Un symbole de « l’urbanisation déraisonnée » qui serait en cours sur le bassin d’Arcachon, comme le dénoncent plusieurs associations environnementales ? Le 20 septembre, la ville d’Audenge, sur le bassin, a été condamnée par le tribunal administratif de Bordeaux à indemniser un particulier à hauteur de 730.000 euros pour lui avoir accordé des certificats d’urbanisme illégaux. Une somme « exorbitante », dénonce ce mercredi la municipalité auprès de 20 Minutes.
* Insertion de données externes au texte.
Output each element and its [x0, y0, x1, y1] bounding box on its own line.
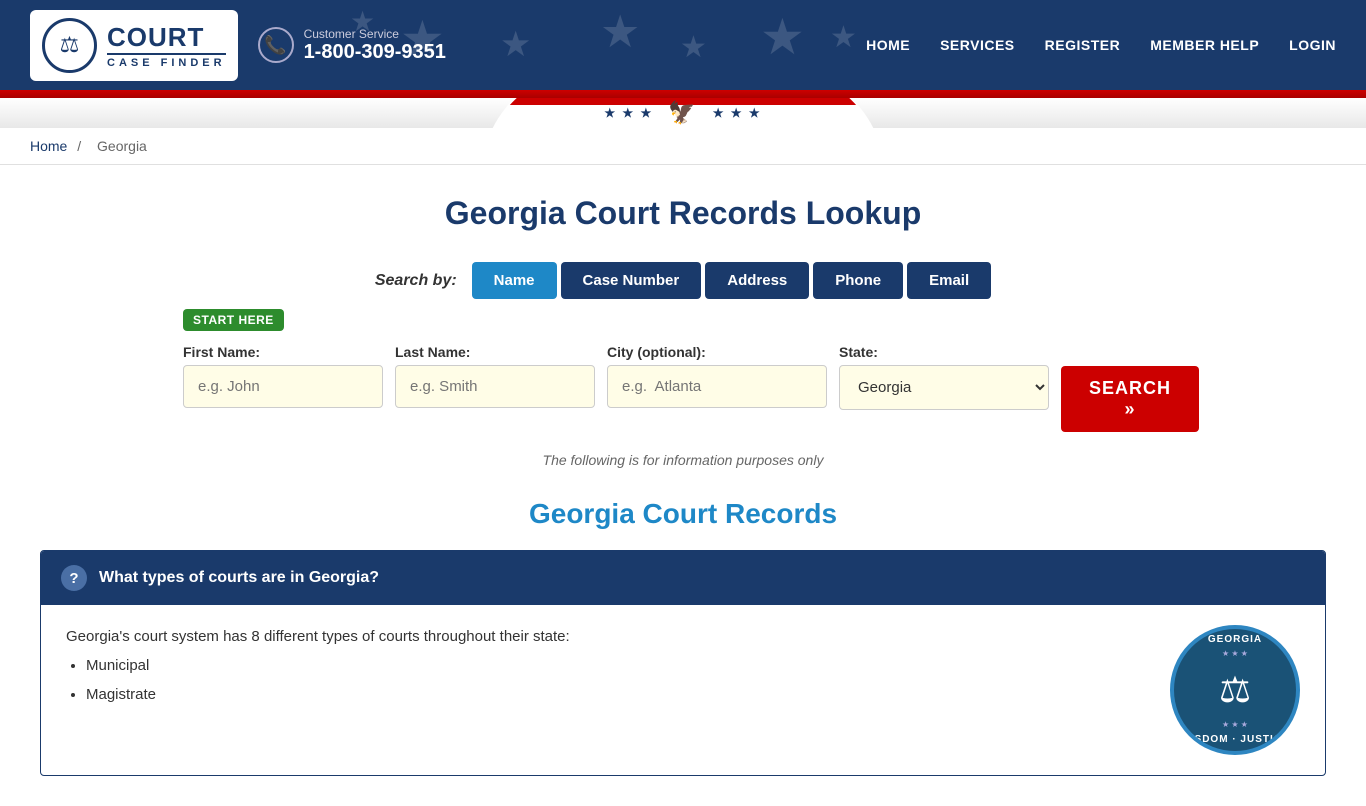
cs-text: Customer Service 1-800-309-9351 — [304, 27, 446, 64]
phone-icon: 📞 — [258, 27, 294, 63]
seal-text-top: GEORGIA — [1180, 632, 1289, 648]
logo[interactable]: ⚖ COURT CASE FINDER — [30, 10, 238, 81]
search-by-row: Search by: Name Case Number Address Phon… — [183, 262, 1183, 299]
faq-item: ? What types of courts are in Georgia? G… — [40, 550, 1326, 776]
page-title: Georgia Court Records Lookup — [40, 195, 1326, 232]
last-name-group: Last Name: — [395, 344, 595, 408]
city-input[interactable] — [607, 365, 827, 408]
last-name-label: Last Name: — [395, 344, 595, 360]
nav-home[interactable]: HOME — [866, 37, 910, 53]
eagle-icon: 🦅 — [668, 100, 697, 126]
section-title: Georgia Court Records — [40, 498, 1326, 530]
breadcrumb: Home / Georgia — [0, 128, 1366, 165]
nav-login[interactable]: LOGIN — [1289, 37, 1336, 53]
breadcrumb-separator: / — [77, 138, 81, 154]
tab-case-number[interactable]: Case Number — [561, 262, 702, 299]
eagle-banner: ★ ★ ★ 🦅 ★ ★ ★ — [0, 98, 1366, 128]
site-header: ★ ★ ★ ★ ★ ★ ★ ⚖ COURT CASE FINDER 📞 Cust… — [0, 0, 1366, 90]
red-banner — [0, 90, 1366, 98]
last-name-input[interactable] — [395, 365, 595, 408]
tab-address[interactable]: Address — [705, 262, 809, 299]
stars-right: ★ ★ ★ — [713, 106, 762, 120]
seal-symbol: ⚖ — [1180, 661, 1289, 719]
eagle-content: ★ ★ ★ 🦅 ★ ★ ★ — [604, 100, 761, 126]
nav-services[interactable]: SERVICES — [940, 37, 1015, 53]
faq-body: Georgia's court system has 8 different t… — [41, 605, 1325, 775]
start-here-badge: START HERE — [183, 309, 1183, 339]
tab-phone[interactable]: Phone — [813, 262, 903, 299]
header-left: ⚖ COURT CASE FINDER 📞 Customer Service 1… — [30, 10, 446, 81]
seal-inner: GEORGIA ★ ★ ★ ⚖ ★ ★ ★ WISDOM · JUSTICE — [1180, 632, 1289, 747]
first-name-group: First Name: — [183, 344, 383, 408]
info-note: The following is for information purpose… — [40, 452, 1326, 468]
court-types-list: Municipal Magistrate — [86, 654, 1140, 707]
logo-court-label: COURT — [107, 22, 226, 53]
faq-body-text: Georgia's court system has 8 different t… — [66, 625, 1140, 755]
faq-question-icon: ? — [61, 565, 87, 591]
search-button[interactable]: SEARCH » — [1061, 366, 1199, 432]
search-by-label: Search by: — [375, 272, 457, 290]
faq-question: What types of courts are in Georgia? — [99, 569, 379, 587]
search-form: First Name: Last Name: City (optional): … — [183, 344, 1183, 432]
logo-seal: ⚖ — [42, 18, 97, 73]
seal-stars-bottom: ★ ★ ★ — [1180, 719, 1289, 732]
customer-service: 📞 Customer Service 1-800-309-9351 — [258, 27, 446, 64]
logo-case-finder-label: CASE FINDER — [107, 53, 226, 69]
breadcrumb-home[interactable]: Home — [30, 138, 67, 154]
tab-email[interactable]: Email — [907, 262, 991, 299]
state-label: State: — [839, 344, 1049, 360]
state-select[interactable]: AlabamaAlaskaArizonaArkansasCaliforniaCo… — [839, 365, 1049, 410]
city-label: City (optional): — [607, 344, 827, 360]
breadcrumb-current: Georgia — [97, 138, 147, 154]
main-nav: HOME SERVICES REGISTER MEMBER HELP LOGIN — [866, 37, 1336, 53]
first-name-input[interactable] — [183, 365, 383, 408]
cs-phone: 1-800-309-9351 — [304, 41, 446, 64]
logo-text: COURT CASE FINDER — [107, 22, 226, 69]
cs-label: Customer Service — [304, 27, 446, 41]
faq-intro: Georgia's court system has 8 different t… — [66, 625, 1140, 649]
search-section: Search by: Name Case Number Address Phon… — [183, 262, 1183, 432]
faq-header[interactable]: ? What types of courts are in Georgia? — [41, 551, 1325, 605]
tab-name[interactable]: Name — [472, 262, 557, 299]
stars-left: ★ ★ ★ — [604, 106, 653, 120]
list-item: Municipal — [86, 654, 1140, 678]
start-here-label: START HERE — [183, 309, 284, 331]
seal-text-bottom: WISDOM · JUSTICE — [1180, 732, 1289, 748]
state-group: State: AlabamaAlaskaArizonaArkansasCalif… — [839, 344, 1049, 410]
list-item: Magistrate — [86, 683, 1140, 707]
search-button-label: SEARCH » — [1089, 378, 1171, 420]
main-content: Georgia Court Records Lookup Search by: … — [0, 165, 1366, 806]
nav-member-help[interactable]: MEMBER HELP — [1150, 37, 1259, 53]
georgia-seal: GEORGIA ★ ★ ★ ⚖ ★ ★ ★ WISDOM · JUSTICE — [1170, 625, 1300, 755]
seal-stars: ★ ★ ★ — [1180, 648, 1289, 661]
city-group: City (optional): — [607, 344, 827, 408]
tab-buttons: Name Case Number Address Phone Email — [472, 262, 991, 299]
nav-register[interactable]: REGISTER — [1045, 37, 1121, 53]
first-name-label: First Name: — [183, 344, 383, 360]
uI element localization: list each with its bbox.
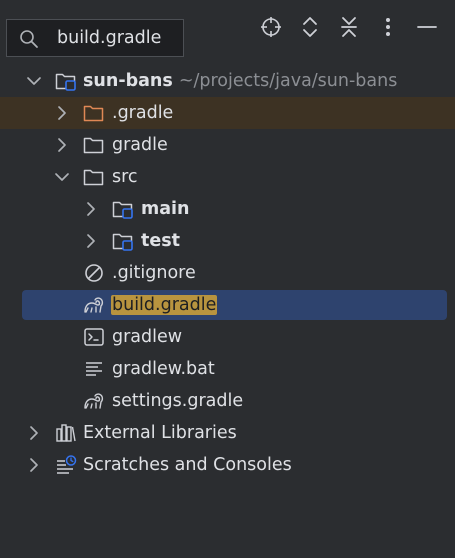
tree-item-label: Scratches and Consoles bbox=[83, 455, 292, 475]
tree-item-label: main bbox=[141, 199, 190, 219]
chevron-right-icon[interactable] bbox=[54, 105, 70, 121]
excluded-folder-icon bbox=[83, 105, 104, 122]
tree-item-label: gradle bbox=[112, 135, 168, 155]
search-input[interactable] bbox=[57, 20, 182, 56]
tree-item-test[interactable]: test bbox=[0, 225, 455, 257]
chevron-down-icon[interactable] bbox=[54, 169, 70, 185]
minimize-icon[interactable] bbox=[414, 14, 440, 40]
tree-item-gradlew[interactable]: gradlew bbox=[0, 321, 455, 353]
terminal-icon bbox=[84, 328, 104, 346]
tree-item-main[interactable]: main bbox=[0, 193, 455, 225]
tree-item-build-gradle[interactable]: build.gradle bbox=[0, 289, 455, 321]
tree-item-gitignore[interactable]: .gitignore bbox=[0, 257, 455, 289]
more-icon[interactable] bbox=[375, 14, 401, 40]
chevron-right-icon[interactable] bbox=[83, 233, 99, 249]
collapse-all-icon[interactable] bbox=[336, 14, 362, 40]
library-icon bbox=[56, 424, 76, 442]
module-folder-icon bbox=[112, 233, 133, 251]
project-path: ~/projects/java/sun-bans bbox=[178, 71, 398, 91]
tree-item-label: .gradle bbox=[112, 103, 174, 123]
tree-item-label: src bbox=[112, 167, 138, 187]
text-file-icon bbox=[86, 362, 102, 376]
chevron-right-icon[interactable] bbox=[83, 201, 99, 217]
tree-item-label: gradlew bbox=[112, 327, 183, 347]
tree-item-label: sun-bans ~/projects/java/sun-bans bbox=[83, 71, 398, 91]
locate-icon[interactable] bbox=[258, 14, 284, 40]
gradle-icon bbox=[84, 297, 104, 313]
chevron-right-icon[interactable] bbox=[54, 137, 70, 153]
chevron-right-icon[interactable] bbox=[26, 457, 42, 473]
tree-item-external-libraries[interactable]: External Libraries bbox=[0, 417, 455, 449]
tree-item-settings-gradle[interactable]: settings.gradle bbox=[0, 385, 455, 417]
module-folder-icon bbox=[112, 201, 133, 219]
ignore-file-icon bbox=[85, 264, 103, 282]
search-match-highlight: build.gradle bbox=[111, 295, 218, 315]
tree-item-label: gradlew.bat bbox=[112, 359, 215, 379]
project-toolbar bbox=[0, 0, 455, 64]
search-field[interactable] bbox=[6, 19, 184, 57]
tree-item-label: build.gradle bbox=[111, 289, 218, 321]
expand-all-icon[interactable] bbox=[297, 14, 323, 40]
tree-item-src[interactable]: src bbox=[0, 161, 455, 193]
tree-item-dot-gradle[interactable]: .gradle bbox=[0, 97, 455, 129]
search-icon bbox=[20, 30, 38, 48]
gradle-icon bbox=[84, 393, 104, 409]
tree-item-label: settings.gradle bbox=[112, 391, 244, 411]
folder-icon bbox=[83, 137, 104, 154]
chevron-right-icon[interactable] bbox=[26, 425, 42, 441]
tree-item-label: External Libraries bbox=[83, 423, 237, 443]
tree-item-scratches[interactable]: Scratches and Consoles bbox=[0, 449, 455, 481]
module-folder-icon bbox=[55, 73, 76, 91]
tree-item-label: .gitignore bbox=[112, 263, 196, 283]
chevron-down-icon[interactable] bbox=[26, 73, 42, 89]
tree-item-gradle[interactable]: gradle bbox=[0, 129, 455, 161]
folder-icon bbox=[83, 169, 104, 186]
scratches-icon bbox=[57, 455, 77, 474]
tree-item-gradlew-bat[interactable]: gradlew.bat bbox=[0, 353, 455, 385]
tree-item-root[interactable]: sun-bans ~/projects/java/sun-bans bbox=[0, 65, 455, 97]
tree-item-label: test bbox=[141, 231, 181, 251]
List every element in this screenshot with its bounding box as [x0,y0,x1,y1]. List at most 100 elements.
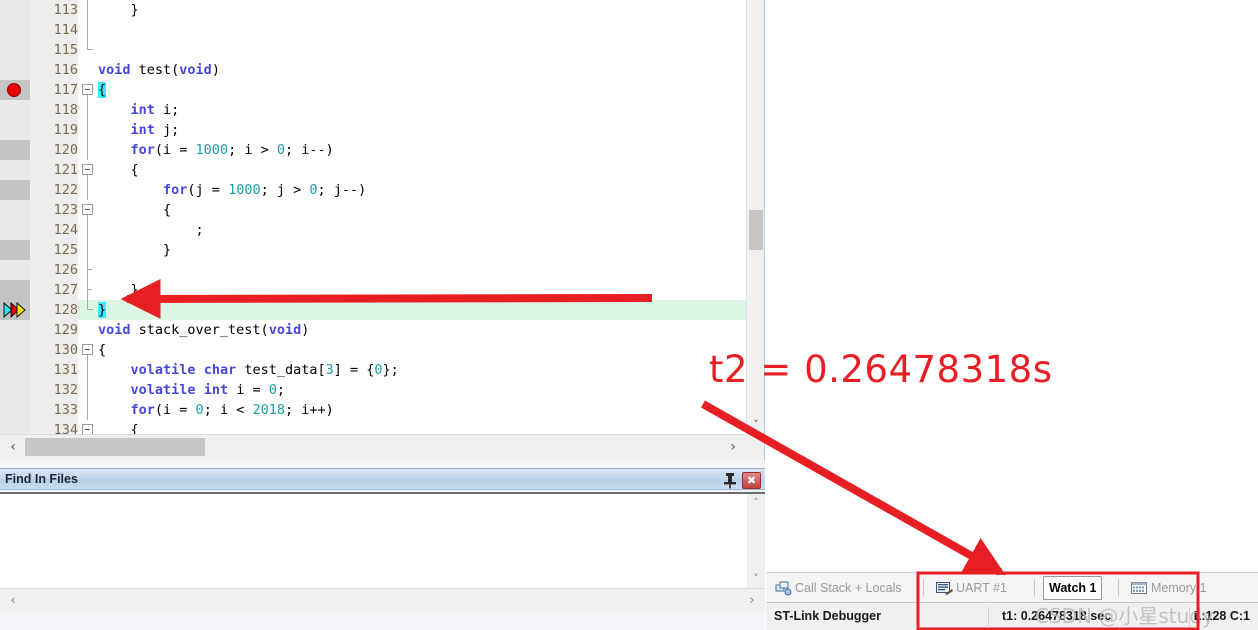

Plusieurs autorisations de construire accordées dans le secteur de Bas-Vallon ou d’Hougueyra, notamment, avaient en effet été retoquées par l’Etat à la suite d’un contrôle de légalité fin 2020. Des particuliers se sont dès lors retrouvés avec des terrains achetés, parfois au prix fort, et… inconstructibles. Si la loi Littoral prévoit qu’aucune construction n’est possible dans ces zones diffuses, afin de protéger ce secteur sensible de l’étalement urbain, de nombreux permis avaient néanmoins été accordés pendant des années, sans que personne ne trouve rien à y redire.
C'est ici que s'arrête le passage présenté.